The nature of our electoral system means that keeping Leave voters onside was key to Labour's performance in 2017 and remains key to their chances going forward. An unwelcome by-product of FPTP is that huge proportion of Labour's Remain vote effectively counts for nothing when it comes to a General Election as it's concentrated in a relatively small number of constituencies creating a handful of huge majorities. The Labour Leave vote on the other hand is distributed more evenly and basically accounts for Labour's continued hold on it's traditional heartlands outside the big metropolitan cities. The way the two sets of voters are distributed accounts for the odd stat that, whilst only 29% of Labour's voters voted leave, 60% of Labour seats did. Labour's leave vote is disproportionately important to the party's electoral success, which is why they're very reticent to alienate Leave when there could be an election on the way.
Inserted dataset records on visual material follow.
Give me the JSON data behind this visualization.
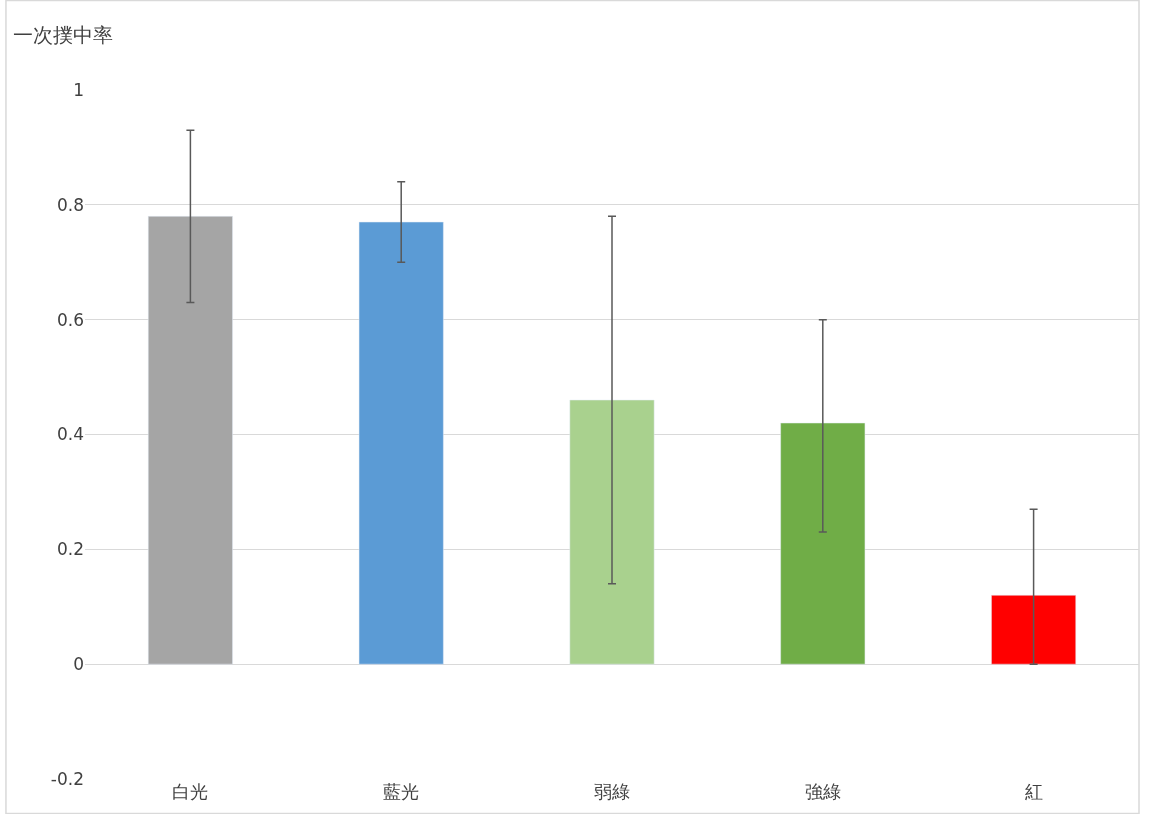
{
  "chart_data": {
    "type": "bar",
    "ylabel": "一次撲中率",
    "categories": [
      "白光",
      "藍光",
      "弱綠",
      "強綠",
      "紅"
    ],
    "values": [
      0.78,
      0.77,
      0.46,
      0.42,
      0.12
    ],
    "colors": [
      "#a5a5a5",
      "#5b9bd5",
      "#a9d18e",
      "#70ad47",
      "#ff0000"
    ],
    "errors": [
      [
        0.63,
        0.93
      ],
      [
        0.7,
        0.84
      ],
      [
        0.14,
        0.78
      ],
      [
        0.23,
        0.6
      ],
      [
        0.0,
        0.27
      ]
    ],
    "ylim": [
      -0.2,
      1
    ],
    "yticks": [
      -0.2,
      0,
      0.2,
      0.4,
      0.6,
      0.8,
      1
    ],
    "grid": "y"
  }
}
Your argument appears to be that, had Labour gone full-Remain, the loss of the Leavers would have been compensated by attracting more Remainers, but even as it was Labour attracted 2.8 million additional Remainers between 2015 and 2017 and 57% of the Remain vote overall. I have no doubt that single-issue Remainers exist who would have voted for Labour if they'd been openly pro-Remain but the numbers suggest they don't exist in sufficient numbers in the right places to swing seats. There were 35 marginals (less than 5% in it) in which Labour came second to the Tories in 2017; looking at vote shares it's clear that even if everyone who voted Lib Dem/Green (the 100% Remain parties) voted Labour they'd still not have won all the marginals, never mind the deeper Tory seats Labour have to win to be looking at a majority. In a fantasy-land 2017 GE scenario where Remain voters had come out of the woodwork to back a pro-Remain Labour and win the marginals, the Lib Dems stuck together elsewhere to win their seats,and Labour didn't lose a single Leave voter, the Tories would still be the largest party by 30 odd seats and a Labour-SNP-Lib Dem coalition would have a majority of 5.